D’où le prélude du tribun qui a auguré d’un débat passionnel. “L’oppression envers le soufisme s’exerce par d’obscurs cercles qui font du mieux qu’ils peuvent pour qu’il ne se vulgarise pas dans les cœurs et les esprits, car il y a péril en la demeure du wahhabisme.

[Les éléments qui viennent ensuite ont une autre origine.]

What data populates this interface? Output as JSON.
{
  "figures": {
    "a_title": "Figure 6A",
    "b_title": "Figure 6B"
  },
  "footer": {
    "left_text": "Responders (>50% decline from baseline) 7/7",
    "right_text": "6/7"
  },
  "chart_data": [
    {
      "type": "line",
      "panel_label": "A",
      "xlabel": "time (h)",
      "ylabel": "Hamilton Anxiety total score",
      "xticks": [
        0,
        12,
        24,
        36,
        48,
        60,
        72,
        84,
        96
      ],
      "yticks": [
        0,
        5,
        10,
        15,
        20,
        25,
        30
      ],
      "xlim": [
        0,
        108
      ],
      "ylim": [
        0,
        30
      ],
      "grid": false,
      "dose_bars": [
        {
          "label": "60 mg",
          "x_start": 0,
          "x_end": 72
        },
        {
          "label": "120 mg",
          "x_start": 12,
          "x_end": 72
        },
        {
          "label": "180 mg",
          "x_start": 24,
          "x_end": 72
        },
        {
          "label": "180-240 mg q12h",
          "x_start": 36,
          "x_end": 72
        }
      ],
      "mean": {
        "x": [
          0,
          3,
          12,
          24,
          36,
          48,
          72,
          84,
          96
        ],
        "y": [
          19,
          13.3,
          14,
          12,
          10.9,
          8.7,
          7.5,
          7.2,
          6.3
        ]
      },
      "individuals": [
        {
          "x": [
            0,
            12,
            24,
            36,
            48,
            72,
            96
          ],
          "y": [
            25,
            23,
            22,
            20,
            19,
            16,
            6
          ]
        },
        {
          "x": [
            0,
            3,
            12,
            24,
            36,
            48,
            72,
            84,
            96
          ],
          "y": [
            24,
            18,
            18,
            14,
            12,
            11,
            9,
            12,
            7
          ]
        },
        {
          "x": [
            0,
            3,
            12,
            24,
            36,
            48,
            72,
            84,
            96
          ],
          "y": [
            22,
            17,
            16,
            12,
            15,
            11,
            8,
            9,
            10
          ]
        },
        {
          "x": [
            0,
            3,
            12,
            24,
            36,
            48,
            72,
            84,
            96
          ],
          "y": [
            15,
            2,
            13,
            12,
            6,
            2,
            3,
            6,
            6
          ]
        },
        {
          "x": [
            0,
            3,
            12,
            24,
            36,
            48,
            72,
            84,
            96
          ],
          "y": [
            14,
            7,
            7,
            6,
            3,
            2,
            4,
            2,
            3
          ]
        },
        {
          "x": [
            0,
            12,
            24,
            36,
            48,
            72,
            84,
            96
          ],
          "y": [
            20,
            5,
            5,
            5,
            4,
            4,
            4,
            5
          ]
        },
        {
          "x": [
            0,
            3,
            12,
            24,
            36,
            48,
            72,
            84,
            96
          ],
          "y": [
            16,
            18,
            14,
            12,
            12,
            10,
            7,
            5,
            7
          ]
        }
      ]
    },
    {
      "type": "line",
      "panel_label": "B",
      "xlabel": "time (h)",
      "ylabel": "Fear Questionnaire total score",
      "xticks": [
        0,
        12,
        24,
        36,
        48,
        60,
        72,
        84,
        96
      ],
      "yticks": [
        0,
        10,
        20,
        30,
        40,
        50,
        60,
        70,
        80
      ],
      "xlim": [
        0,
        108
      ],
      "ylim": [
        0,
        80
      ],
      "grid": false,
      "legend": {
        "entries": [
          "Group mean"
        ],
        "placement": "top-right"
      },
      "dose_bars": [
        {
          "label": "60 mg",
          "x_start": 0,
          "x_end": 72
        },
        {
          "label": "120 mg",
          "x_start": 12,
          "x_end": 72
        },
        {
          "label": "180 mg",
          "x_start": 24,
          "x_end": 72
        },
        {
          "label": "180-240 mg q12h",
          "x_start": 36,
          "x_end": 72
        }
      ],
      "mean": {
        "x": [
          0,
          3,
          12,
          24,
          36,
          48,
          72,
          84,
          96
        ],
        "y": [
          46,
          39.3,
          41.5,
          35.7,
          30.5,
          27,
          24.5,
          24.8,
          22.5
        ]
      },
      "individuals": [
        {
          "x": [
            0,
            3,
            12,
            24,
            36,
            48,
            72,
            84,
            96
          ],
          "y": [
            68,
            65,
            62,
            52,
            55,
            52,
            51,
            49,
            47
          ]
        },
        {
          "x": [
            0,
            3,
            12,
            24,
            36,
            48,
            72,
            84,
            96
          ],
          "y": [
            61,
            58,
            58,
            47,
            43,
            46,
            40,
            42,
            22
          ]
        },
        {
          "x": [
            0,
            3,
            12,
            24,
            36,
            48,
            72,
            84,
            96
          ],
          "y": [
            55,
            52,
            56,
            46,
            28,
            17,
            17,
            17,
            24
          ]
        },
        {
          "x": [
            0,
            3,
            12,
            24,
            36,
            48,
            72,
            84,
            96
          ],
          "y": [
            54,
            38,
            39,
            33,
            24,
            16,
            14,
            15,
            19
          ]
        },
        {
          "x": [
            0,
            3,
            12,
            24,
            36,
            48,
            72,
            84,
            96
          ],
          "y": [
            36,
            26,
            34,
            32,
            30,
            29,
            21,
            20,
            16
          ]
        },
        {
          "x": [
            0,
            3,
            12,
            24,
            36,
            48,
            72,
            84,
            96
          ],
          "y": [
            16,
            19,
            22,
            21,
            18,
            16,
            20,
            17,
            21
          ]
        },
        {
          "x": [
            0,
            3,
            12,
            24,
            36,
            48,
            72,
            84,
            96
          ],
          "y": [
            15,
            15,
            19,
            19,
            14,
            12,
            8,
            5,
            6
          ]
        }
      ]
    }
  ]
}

À ce propos, il y a tartuferie pour que les gens ne sachent pas que le soufisme est la lumière de l’authentique islam de nos parents”, a ajouté ce responsable de collections à la librairie de philosophie et de soufisme. 
Féroce lorsqu’il s’agit de la préservation de leurs intérêts, la caste d’idéologues “frériste” et salafiste fait œuvre de diablerie dans l’optique de perpétuer l’hégémonie, voire la mainmise sur l’islam porteur de peur, alors qu’“il n’y a pas de contrainte en religion !”, a tenu à préciser le conférencier qui préconise l’abolition du budgétivore ministère des Affaires religieuses et des Waqfs. À ce titre, “la caste du parjure a les moyens de ses stratagèmes, dont l’argent, l’édition, le web et le financement de lieux de culte pour contrecarrer le soufisme. Quant à nous, restons fidèles à nos saints et à nos traditions qui demeurent scellés à l’islam de nos parents, source de tolérance où le vivre-ensemble n’est pas un slogan creux”. 
En guise de conclusion, Mohamed Atbi a déclaré : “Le tassaouf (soufisme) n’est que l'élévation spirituelle de l'âme, surtout par ces temps où l’islam est l’objet de tourments qu’a causé l’illusionnisme d’esbroufeurs de tout acabit. D’où l’optique de la quête de l’amour pour Dieu et le choix d’aller vers l’autre quelles que soient nos différences. Ce n’est qu’à l’effusion du savoir que l’on abolira enfin l’ignorance et accéder ainsi au vivre dans la paix et la fraternité.”